Sigh, 882 po files which are not UTF-8: P238, according to nemobis@ttmserver-mediawiki01:/data/scratch/ttmserver-repolibrary$ find -type f -name '*.po' -print0 | xargs -0 file | grep -v UTF-8.

I reported gnu-gawk and disabled some languages but this is too much to handle on a case by case basis.

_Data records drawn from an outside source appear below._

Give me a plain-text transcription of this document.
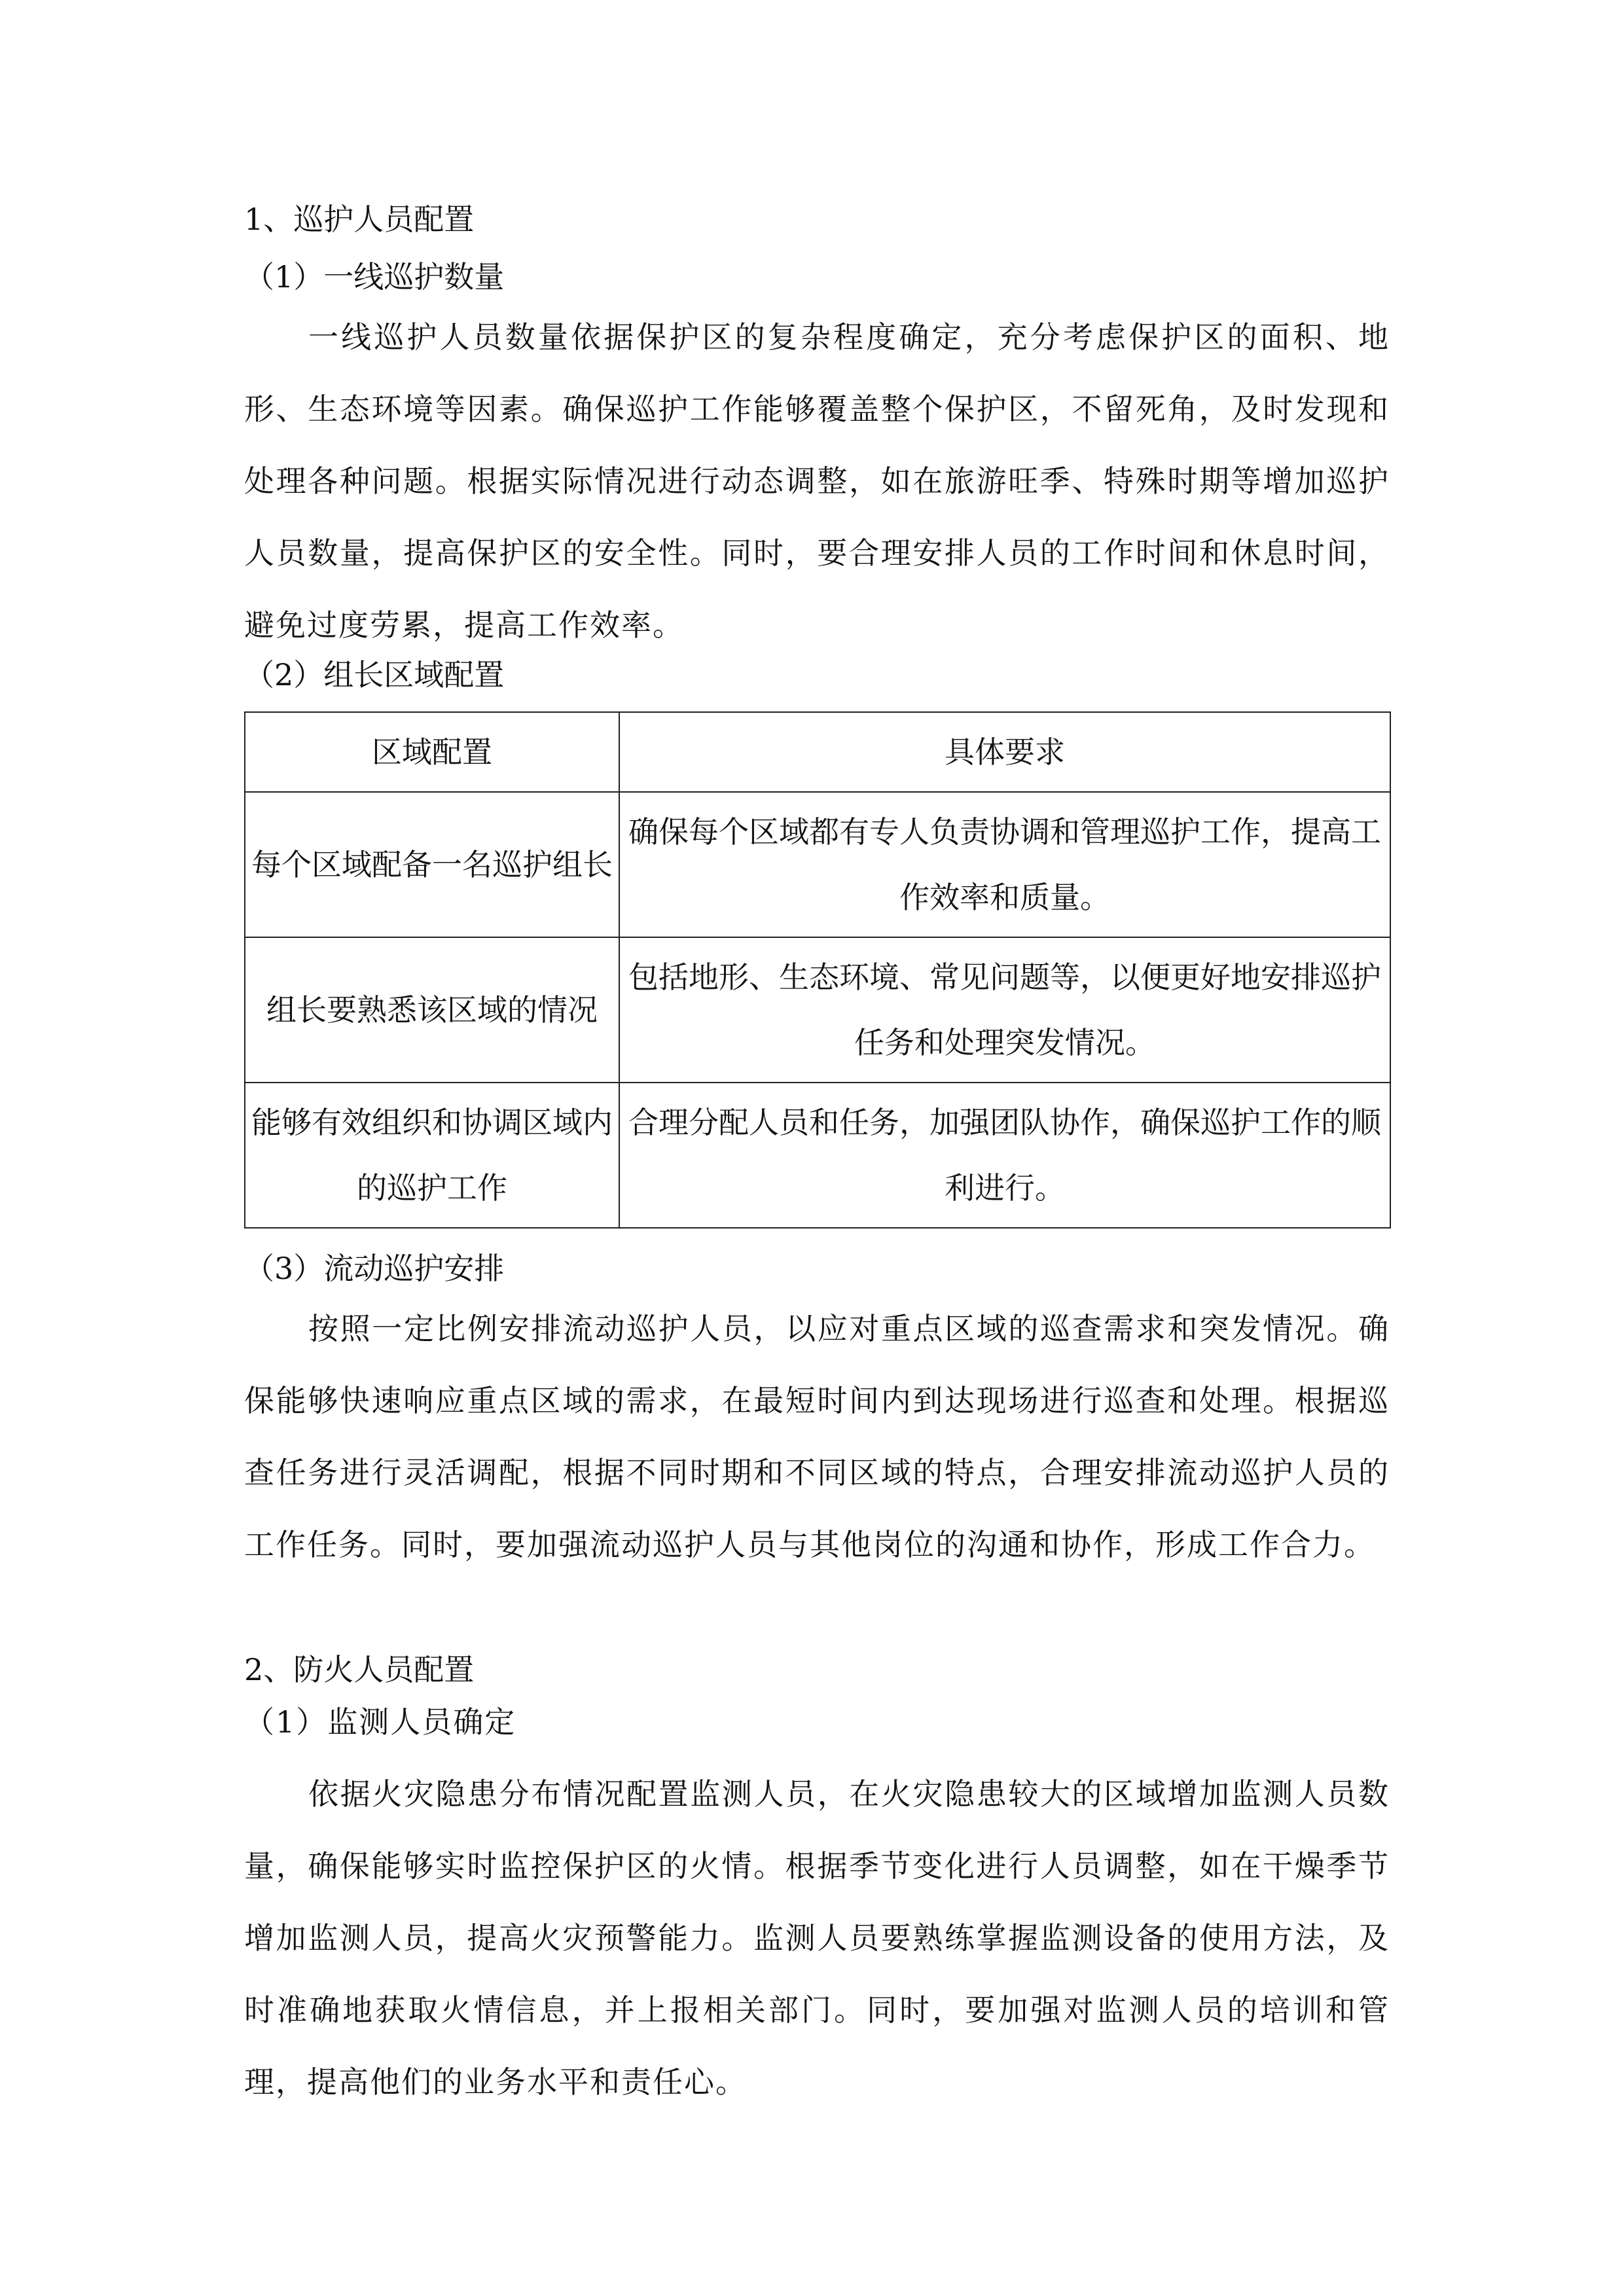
1、巡护人员配置
（1）一线巡护数量
一线巡护人员数量依据保护区的复杂程度确定，充分考虑保护区的面积、地形、生态环境等因素。确保巡护工作能够覆盖整个保护区，不留死角，及时发现和处理各种问题。根据实际情况进行动态调整，如在旅游旺季、特殊时期等增加巡护人员数量，提高保护区的安全性。同时，要合理安排人员的工作时间和休息时间，避免过度劳累，提高工作效率。
（2）组长区域配置
区域配置	具体要求
每个区域配备一名巡护组长	确保每个区域都有专人负责协调和管理巡护工作，提高工作效率和质量。
组长要熟悉该区域的情况	包括地形、生态环境、常见问题等，以便更好地安排巡护任务和处理突发情况。
能够有效组织和协调区域内的巡护工作	合理分配人员和任务，加强团队协作，确保巡护工作的顺利进行。
（3）流动巡护安排
按照一定比例安排流动巡护人员，以应对重点区域的巡查需求和突发情况。确保能够快速响应重点区域的需求，在最短时间内到达现场进行巡查和处理。根据巡查任务进行灵活调配，根据不同时期和不同区域的特点，合理安排流动巡护人员的工作任务。同时，要加强流动巡护人员与其他岗位的沟通和协作，形成工作合力。
2、防火人员配置
（1）监测人员确定
依据火灾隐患分布情况配置监测人员，在火灾隐患较大的区域增加监测人员数量，确保能够实时监控保护区的火情。根据季节变化进行人员调整，如在干燥季节增加监测人员，提高火灾预警能力。监测人员要熟练掌握监测设备的使用方法，及时准确地获取火情信息，并上报相关部门。同时，要加强对监测人员的培训和管理，提高他们的业务水平和责任心。
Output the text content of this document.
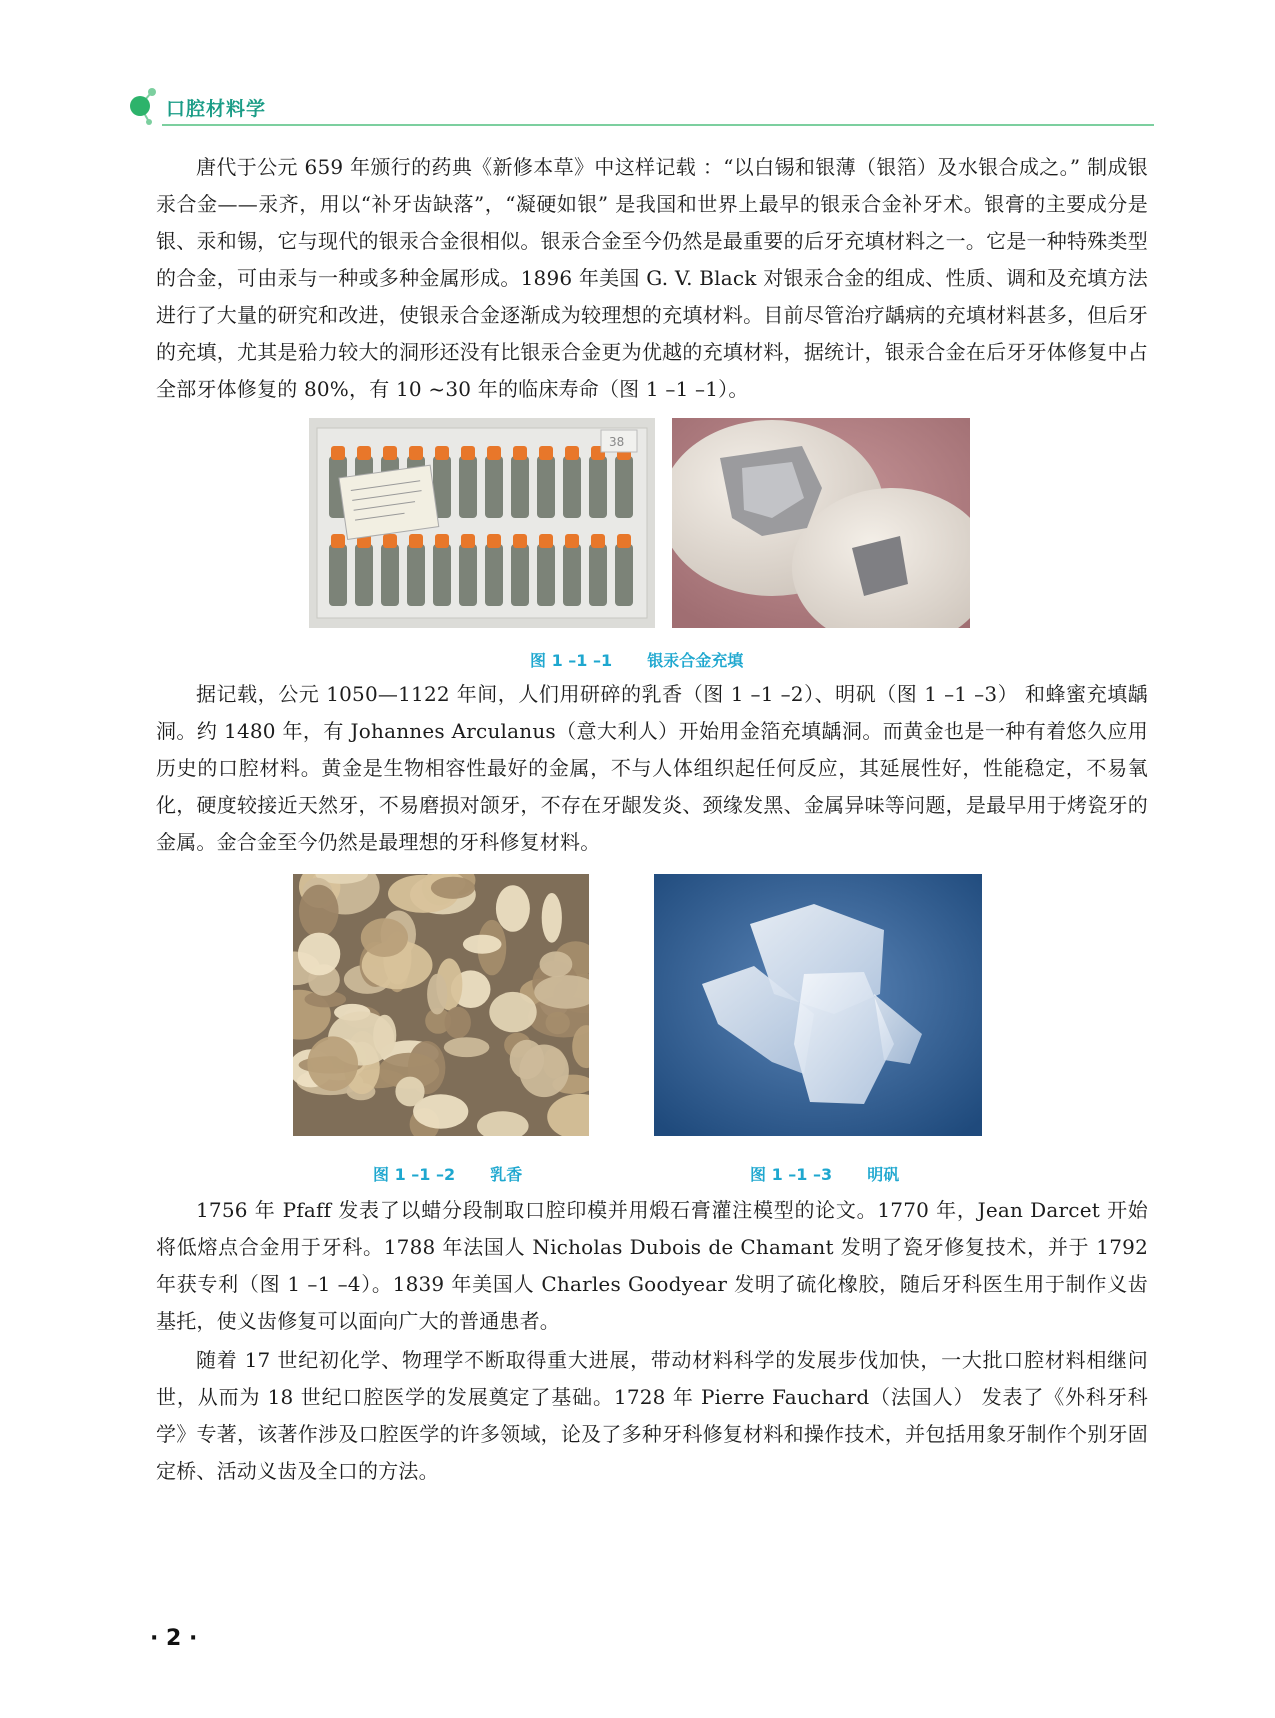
口腔材料学

唐代于公元 659 年颁行的药典《新修本草》中这样记载 ：“以白锡和银薄（银箔）及水银合成之。” 制成银汞合金——汞齐，用以“补牙齿缺落”，“凝硬如银” 是我国和世界上最早的银汞合金补牙术。银膏的主要成分是银、汞和锡，它与现代的银汞合金很相似。银汞合金至今仍然是最重要的后牙充填材料之一。它是一种特殊类型的合金，可由汞与一种或多种金属形成。1896 年美国 G. V. Black 对银汞合金的组成、性质、调和及充填方法进行了大量的研究和改进，使银汞合金逐渐成为较理想的充填材料。目前尽管治疗龋病的充填材料甚多，但后牙的充填，尤其是𬌗力较大的洞形还没有比银汞合金更为优越的充填材料，据统计，银汞合金在后牙牙体修复中占全部牙体修复的 80%，有 10 ~30 年的临床寿命（图 1 –1 –1）。

38
图 1 –1 –1 银汞合金充填

据记载，公元 1050—1122 年间，人们用研碎的乳香（图 1 –1 –2）、明矾（图 1 –1 –3） 和蜂蜜充填龋洞。约 1480 年，有 Johannes Arculanus（意大利人）开始用金箔充填龋洞。而黄金也是一种有着悠久应用历史的口腔材料。黄金是生物相容性最好的金属，不与人体组织起任何反应，其延展性好，性能稳定，不易氧化，硬度较接近天然牙，不易磨损对颌牙，不存在牙龈发炎、颈缘发黑、金属异味等问题，是最早用于烤瓷牙的金属。金合金至今仍然是最理想的牙科修复材料。

图 1 –1 –2 乳香	图 1 –1 –3 明矾

1756 年 Pfaff 发表了以蜡分段制取口腔印模并用煅石膏灌注模型的论文。1770 年，Jean Darcet 开始将低熔点合金用于牙科。1788 年法国人 Nicholas Dubois de Chamant 发明了瓷牙修复技术，并于 1792 年获专利（图 1 –1 –4）。1839 年美国人 Charles Goodyear 发明了硫化橡胶，随后牙科医生用于制作义齿基托，使义齿修复可以面向广大的普通患者。

随着 17 世纪初化学、物理学不断取得重大进展，带动材料科学的发展步伐加快，一大批口腔材料相继问世，从而为 18 世纪口腔医学的发展奠定了基础。1728 年 Pierre Fauchard（法国人） 发表了《外科牙科学》专著，该著作涉及口腔医学的许多领域，论及了多种牙科修复材料和操作技术，并包括用象牙制作个别牙固定桥、活动义齿及全口的方法。

· 2 ·
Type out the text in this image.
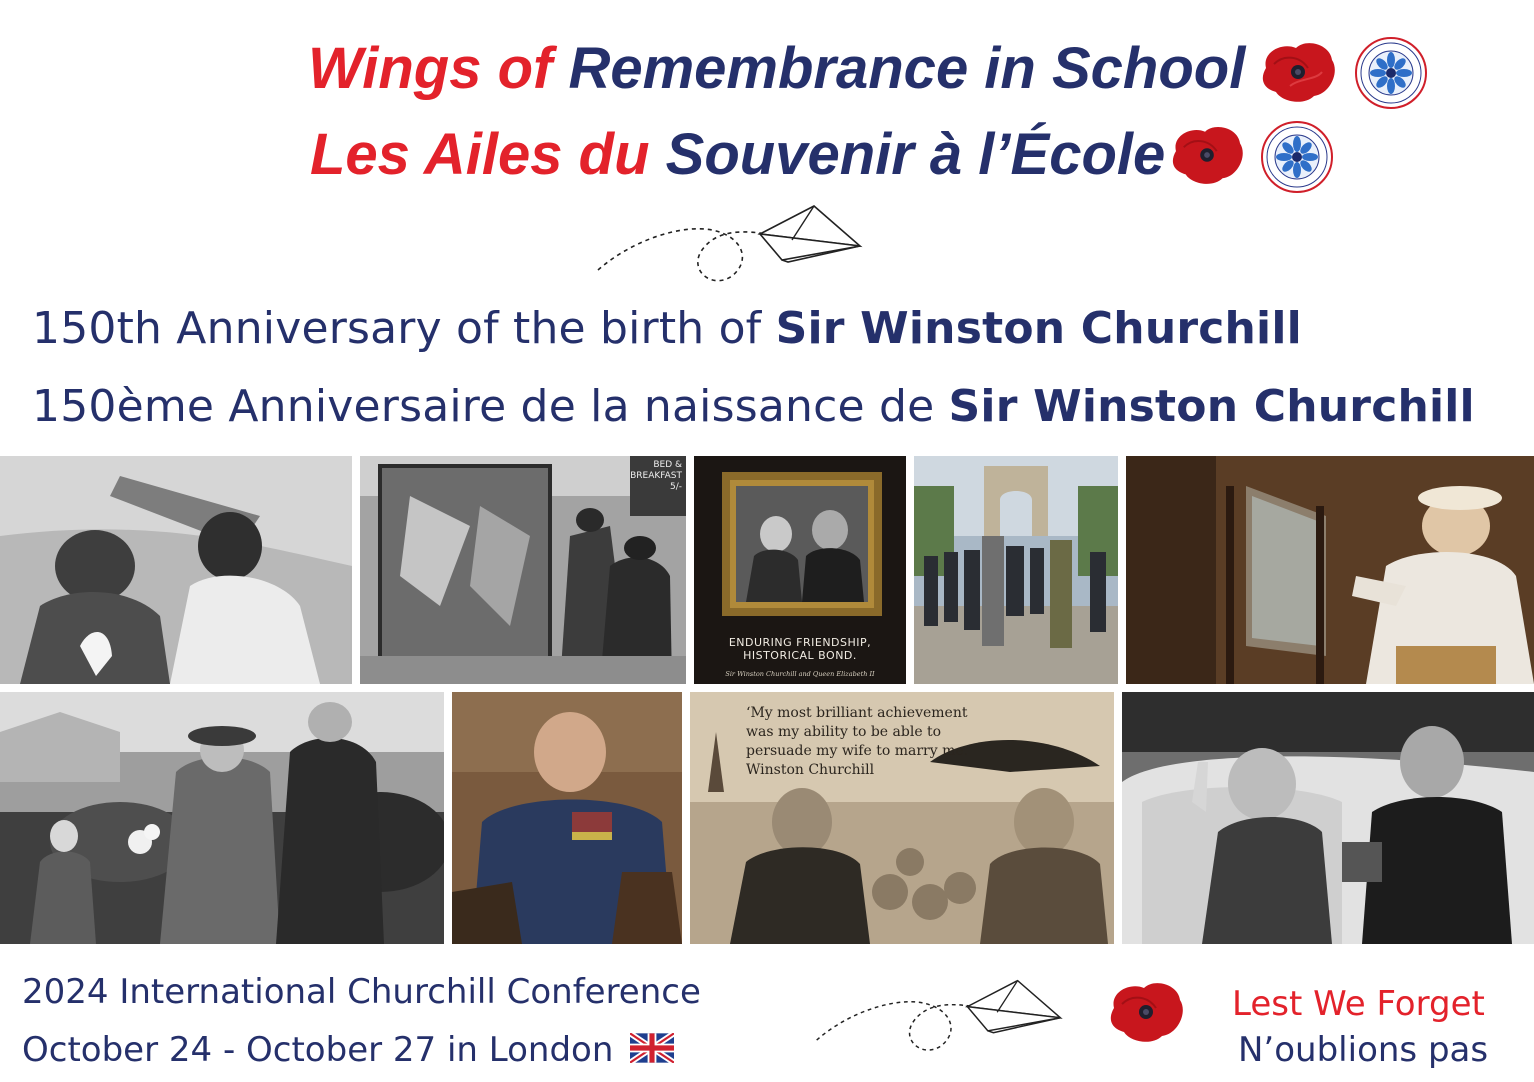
Wings of Remembrance in School
Les Ailes du Souvenir à l’École
150th Anniversary of the birth of Sir Winston Churchill
150ème Anniversaire de la naissance de Sir Winston Churchill
BED &
BREAKFAST
5/-
ENDURING FRIENDSHIP,
HISTORICAL BOND.
Sir Winston Churchill and Queen Elizabeth II
‘My most brilliant achievement
was my ability to be able to
persuade my wife to marry me.’
Winston Churchill
2024 International Churchill Conference
October 24 - October 27 in London
Lest We Forget
N’oublions pas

MariaDB [intense]> select count(*) from job where job_attempts > 0 limit 10;
+----------+
| count(*) |
+----------+
|    14376 |
+----------+
1 row in set (0.01 sec)

I kept a list of job_title in ~nemobis

Nikerabbit renamed this task from Fatal error: Uncaught exception 'Elastica\Exception\ResponseException' with message 'MapperParsingException[failed to parse, document is empty]' to Validate and normalize file contents for UTF-8 in FFS.Feb 7 2015, 12:10 PM
Nikerabbit set Security to None.
gerritbot added a subscriber: gerritbot.

Change 189191 had a related patch set uploaded (by Nikerabbit):
Validate and normalize file contents in FFS

https://gerrit.wikimedia.org/r/189191

Patch-For-Review

Change 189191 merged by jenkins-bot:
Validate and normalize file contents in FFS

https://gerrit.wikimedia.org/r/189191

Thanks! Now, how to test this? Resync the problematic groups and see what happens?